BOISE, Idaho (Legal Newsline) - The Idaho Supreme Court has upheld an arbitration award of more than $15,000, affirming a lower court decision in favor of a bank that claimed it was owed nearly as much by a delinquent cardholder.
The Court, in an opinion filed Monday, affirmed the judgment of a district court, awarding MBNA America Bank costs, but not attorneys fees, on appeal.
The cardholder, David F. Capps, entered into a credit card agreement with MBNA, now known as FIA Card Services.
Capps did not make payments due under the credit card agreement, forcing the bank to seek an award against him in the sum of $15,448.35.
Capps immediately took action against the bank, contending there was no agreement to arbitrate and that by obtaining the arbitration award the bank had committed fraud, negligence and a violation of his civil rights. He claimed that the bank's actions entitled him to damages in the sum of $25,000.
The bank answered and counterclaimed, seeking a judgment in the amount of the arbitration award. On May 19, 2008, the bank filed a motion for summary judgment on its damages claims. The bank claimed $12,459.74 was owed to them and that they had received no payments since Dec. 6, 2004.
The bank contended it was entitled to summary judgment for breach of contract under the original credit agreement and for breach of contract based on Capps' failure to object to the monthly credit statements.
In response, Capps filed a document listing various grounds upon which he opposed the bank's motion for summary judgment.
The cardholder also filed a motion to permit him to amend his discovery responses so that the bank's requests for admissions would not be deemed admitted due to his failure to respond.
The district court granted that motion, and Capps then filed responses to the discovery.
The bank's motion for summary judgment was heard on June 26, 2008. In its decision granting the motion for summary judgment, the district court held that the documents attached to the cardholder's affidavit were inadmissible and that his various defenses were therefore "unsupported by any evidence."
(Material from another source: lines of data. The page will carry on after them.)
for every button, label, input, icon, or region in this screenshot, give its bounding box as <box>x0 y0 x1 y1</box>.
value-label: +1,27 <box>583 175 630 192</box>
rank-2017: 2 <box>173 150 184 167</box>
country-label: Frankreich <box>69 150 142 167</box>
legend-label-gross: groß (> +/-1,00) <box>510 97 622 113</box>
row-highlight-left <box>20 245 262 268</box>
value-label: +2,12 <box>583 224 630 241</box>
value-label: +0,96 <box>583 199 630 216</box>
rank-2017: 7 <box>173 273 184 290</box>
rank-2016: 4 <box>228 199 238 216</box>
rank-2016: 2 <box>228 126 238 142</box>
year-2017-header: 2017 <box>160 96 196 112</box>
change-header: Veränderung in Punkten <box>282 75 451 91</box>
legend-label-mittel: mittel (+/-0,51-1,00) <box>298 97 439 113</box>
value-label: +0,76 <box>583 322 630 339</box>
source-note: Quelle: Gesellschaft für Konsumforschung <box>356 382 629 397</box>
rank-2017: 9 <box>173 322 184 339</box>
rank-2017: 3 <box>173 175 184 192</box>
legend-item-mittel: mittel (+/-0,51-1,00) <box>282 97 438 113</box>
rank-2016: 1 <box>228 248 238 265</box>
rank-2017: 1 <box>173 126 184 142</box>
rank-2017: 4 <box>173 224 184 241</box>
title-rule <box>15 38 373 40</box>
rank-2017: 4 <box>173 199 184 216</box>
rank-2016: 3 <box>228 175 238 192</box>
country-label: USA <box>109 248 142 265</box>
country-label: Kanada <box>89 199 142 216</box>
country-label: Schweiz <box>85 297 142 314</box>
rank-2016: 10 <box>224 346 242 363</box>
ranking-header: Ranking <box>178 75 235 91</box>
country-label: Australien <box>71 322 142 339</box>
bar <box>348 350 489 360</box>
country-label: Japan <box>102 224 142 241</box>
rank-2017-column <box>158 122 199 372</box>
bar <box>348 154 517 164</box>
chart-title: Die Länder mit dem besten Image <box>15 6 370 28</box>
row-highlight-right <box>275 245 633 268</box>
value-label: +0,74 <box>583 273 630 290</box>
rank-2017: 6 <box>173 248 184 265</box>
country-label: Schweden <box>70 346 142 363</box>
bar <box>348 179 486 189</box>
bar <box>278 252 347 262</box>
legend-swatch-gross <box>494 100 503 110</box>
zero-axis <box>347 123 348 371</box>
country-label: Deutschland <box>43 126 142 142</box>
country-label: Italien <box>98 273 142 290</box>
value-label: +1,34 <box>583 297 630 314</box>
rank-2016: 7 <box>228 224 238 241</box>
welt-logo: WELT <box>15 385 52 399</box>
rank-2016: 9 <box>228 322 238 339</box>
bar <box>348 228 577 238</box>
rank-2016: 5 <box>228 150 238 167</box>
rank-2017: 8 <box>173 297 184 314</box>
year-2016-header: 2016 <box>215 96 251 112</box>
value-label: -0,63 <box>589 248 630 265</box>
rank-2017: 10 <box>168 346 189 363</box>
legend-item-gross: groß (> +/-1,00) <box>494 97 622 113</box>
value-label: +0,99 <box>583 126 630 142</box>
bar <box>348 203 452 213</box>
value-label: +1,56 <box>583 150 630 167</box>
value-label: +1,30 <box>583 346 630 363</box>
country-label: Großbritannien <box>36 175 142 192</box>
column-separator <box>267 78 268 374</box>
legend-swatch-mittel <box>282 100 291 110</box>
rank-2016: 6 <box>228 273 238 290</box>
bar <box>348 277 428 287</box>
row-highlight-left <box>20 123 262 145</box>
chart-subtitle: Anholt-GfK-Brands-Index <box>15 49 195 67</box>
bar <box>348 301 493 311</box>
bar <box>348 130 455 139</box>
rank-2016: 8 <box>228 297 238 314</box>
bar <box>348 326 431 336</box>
Months later, in August, Capps filed a motion for reconsideration. He also filed a motion for a continuance to obtain affidavits to establish his defenses. He also filed a supplemental motion to continue, a motion to admit a pooling agreement, and a motion to vacate the summary judgment.
The bank, meanwhile, had filed a motion to dismiss Capps' claims that were based upon the arbitration award. It contended "there was no need" to seek judicial confirmation of that award after the court had granted their motion for summary judgment and that the cardholder had not suffered any damages from the existence of the award because it could be enforced only if it was judicially confirmed.
The district court granted Capps' motion for reconsideration to the extent that its grant of the bank's motion for summary judgment was based upon the breach of an account stated. The district court denied Capps' motion for a continuance, holding that the motion was untimely because it was not made prior to the granting of the bank's motion for summary judgment. It also dismissed the cardholder's claims against the bank, holding that Capps had not suffered any injury from the arbitration award where it had not been judicially confirmed.
The court entered judgment in favor of the bank against Capps in the amount of $19,844.24 for damages, attorneys fees and court costs, and Capps appealed.
Chief Justice Daniel T. Eismann, who authored the Court's opinion, wrote that the district court did not err in granting the bank's motion for summary judgment.
"(The) cardholder does not point to any sworn statement creating a genuine issue of material fact as to the amount owing on his credit card account," Eismann wrote.
The Court said Capps did not show that the district court abused its discretion in refusing to hold the bank in contempt for "allegedly failing to provide adequate answers to the discovery ordered."